That's the only way to describe the police's demand to be allowed to use secret "evidence" to defend themselves from the claim they unlawfully invaded a blogger's privacy by demanding his bank records:
Police are trying to use secret evidence to defend searching an activist's personal banking records without a warrant while hunting for the hacker Rawshark.
Activist and blogger Martyn Bradbury has provided the Herald documents showing the police are seeking a closed hearing of the Human Rights Tribunal to present evidence it does not want made public.
In an application to the tribunal from Crown Law, the lawyer acting for police said: "Police indicate at this stage that it will seek to invoke the "closed" hearing process in relation to information relevant to this claim."

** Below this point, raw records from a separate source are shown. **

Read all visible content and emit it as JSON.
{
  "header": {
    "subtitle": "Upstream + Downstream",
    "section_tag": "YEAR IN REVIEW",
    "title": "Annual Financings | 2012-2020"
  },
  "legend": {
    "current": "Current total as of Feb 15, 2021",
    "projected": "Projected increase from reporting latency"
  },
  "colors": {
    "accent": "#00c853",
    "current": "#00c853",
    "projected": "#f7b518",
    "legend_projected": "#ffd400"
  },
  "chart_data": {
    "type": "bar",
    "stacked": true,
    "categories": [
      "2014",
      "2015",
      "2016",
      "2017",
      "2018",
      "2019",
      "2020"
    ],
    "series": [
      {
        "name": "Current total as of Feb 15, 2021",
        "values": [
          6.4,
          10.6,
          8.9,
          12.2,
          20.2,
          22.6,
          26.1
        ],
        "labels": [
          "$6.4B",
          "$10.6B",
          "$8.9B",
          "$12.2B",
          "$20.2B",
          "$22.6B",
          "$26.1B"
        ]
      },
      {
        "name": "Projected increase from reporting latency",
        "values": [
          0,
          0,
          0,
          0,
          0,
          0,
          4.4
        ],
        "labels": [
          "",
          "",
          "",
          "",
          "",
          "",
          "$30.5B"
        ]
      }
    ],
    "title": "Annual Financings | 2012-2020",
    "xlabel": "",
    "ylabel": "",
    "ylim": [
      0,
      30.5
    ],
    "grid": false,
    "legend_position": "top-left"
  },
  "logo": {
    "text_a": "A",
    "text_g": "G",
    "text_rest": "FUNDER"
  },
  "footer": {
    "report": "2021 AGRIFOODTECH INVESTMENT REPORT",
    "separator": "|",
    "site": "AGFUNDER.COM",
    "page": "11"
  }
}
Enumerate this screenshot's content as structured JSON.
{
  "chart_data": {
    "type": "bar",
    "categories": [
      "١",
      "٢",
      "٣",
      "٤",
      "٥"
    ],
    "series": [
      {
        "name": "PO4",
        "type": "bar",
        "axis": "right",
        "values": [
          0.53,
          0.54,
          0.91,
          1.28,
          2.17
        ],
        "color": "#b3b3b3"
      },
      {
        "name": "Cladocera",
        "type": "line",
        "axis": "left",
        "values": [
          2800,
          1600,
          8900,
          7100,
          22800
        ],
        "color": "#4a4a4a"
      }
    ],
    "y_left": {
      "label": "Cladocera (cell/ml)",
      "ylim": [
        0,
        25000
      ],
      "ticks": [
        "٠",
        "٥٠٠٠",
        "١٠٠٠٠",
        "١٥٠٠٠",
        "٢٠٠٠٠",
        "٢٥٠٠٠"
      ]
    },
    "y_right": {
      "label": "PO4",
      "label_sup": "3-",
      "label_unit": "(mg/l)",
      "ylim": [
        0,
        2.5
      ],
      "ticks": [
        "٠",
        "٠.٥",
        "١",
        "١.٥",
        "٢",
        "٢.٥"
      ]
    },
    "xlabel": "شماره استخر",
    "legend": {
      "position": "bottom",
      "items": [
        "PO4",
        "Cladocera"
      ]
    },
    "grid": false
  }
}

A closed hearing means that "evidence" is given to the judge, without the other party or their representative being present, effectively preventing them from challenging it in any meaningful way. Its a straight-out violation of the right to justice, and overseas has been found to violate fair trial rights and to run a real risk of misleading the court. Which is probably why the police are keen on it.
We first saw this atrocity in the Ahmed Zaoui case. It was bullshit then and it is bullshit now. But despite the obvious problems with it, the establishment has legislated for its use in our courts in certain national security cases (for example, in challenges to passport seizures, immigration decisions, terrorism designations, or proceedings under TICSA). The Human Rights Review Tribunal has no such statutory authority, and it is difficult to see any justification why they should be permitted to violate fundamental norms of justice in this way. If the police don't want Bradbury to see the evidence, they have a simple solution: don't use it, yield the case, and pay damages. It speaks volumes about them and their ethics that they would instead attempt to pervert the course of justice in this way.